La. gallery to sell Lincoln opera glasses
French Quarter business’s asking price is $795,000
NEW ORLEANS — It’s not the gilt-detailed craftsmanship or the age of the small, brass, black-enameled binoculars that might fetch a French Quarter antique gallery’s asking price of $795,000. It’s their history: Abraham Lincoln is believed to have used them to get a better view of the stage at Ford’s Theatre on the night he was assassinated.
M.S. Rau Antiques recently acquired the binoculars, known as opera glasses, from a seller who has remained anonymous. Previous owners have included the Forbes family of publishing fame — the magazine reportedly paid $24,000 for them in 1979. Others include generations of descendants of Capt. James Mccamly, a military officer believed to have picked the opera glasses up from the street after they fell from Lincoln’s near-lifeless body (it’s unclear if they were in the president’s hands or entangled in his clothing) as he was carried out of the theater on the night of April 14, 1865.

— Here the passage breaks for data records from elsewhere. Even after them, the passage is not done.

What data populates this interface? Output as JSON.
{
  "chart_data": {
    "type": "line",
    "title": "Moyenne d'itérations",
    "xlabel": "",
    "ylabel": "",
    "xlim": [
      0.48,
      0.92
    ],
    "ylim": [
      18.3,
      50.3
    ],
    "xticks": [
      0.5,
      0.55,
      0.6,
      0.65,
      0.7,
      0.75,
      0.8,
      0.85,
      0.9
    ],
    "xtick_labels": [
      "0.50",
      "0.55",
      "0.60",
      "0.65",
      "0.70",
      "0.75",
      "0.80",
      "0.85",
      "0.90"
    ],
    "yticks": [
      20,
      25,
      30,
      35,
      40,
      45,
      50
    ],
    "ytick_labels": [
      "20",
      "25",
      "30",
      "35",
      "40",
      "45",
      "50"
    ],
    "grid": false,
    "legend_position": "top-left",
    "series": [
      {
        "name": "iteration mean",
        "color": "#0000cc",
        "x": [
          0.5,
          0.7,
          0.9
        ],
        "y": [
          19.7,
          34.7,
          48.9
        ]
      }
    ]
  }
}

“We deal in history and we deal in great pieces and this is one of the most exciting pieces we’ve ever owned,” Bill Rau, the third-generation owner of the century-old family business on Royal Street, said Thursday.
Rau said he had been contacted roughly two weeks earlier by the previous owner, who said he had paid $424,000 for the opera glasses at Christies’ auction house in 2002. He was interested in selling. “He’s now in his 80s and he’s suffered some health issues and that’s why he called us,” Rau said.
The story behind the artifact:
After Lincoln was shot, Mccamly was among those helping move the mortally wounded president from the theater to a building across the street. Something fell from Lincoln’s body and Mccamly picked it up.
Documents attesting to their authenticity include a 1968 letter from a National Park Service chief curator to Mccamly’s great-great-grandson, who was seeking to verify family lore.
Stored under a glass display dome, the binoculars are currently on the second floor of the Rau gallery near a Lincoln portrait. Rau says they will be sold to whoever comes up with the sale price, but he adds that his hope is that they go to a collector or museum who will put them on public view.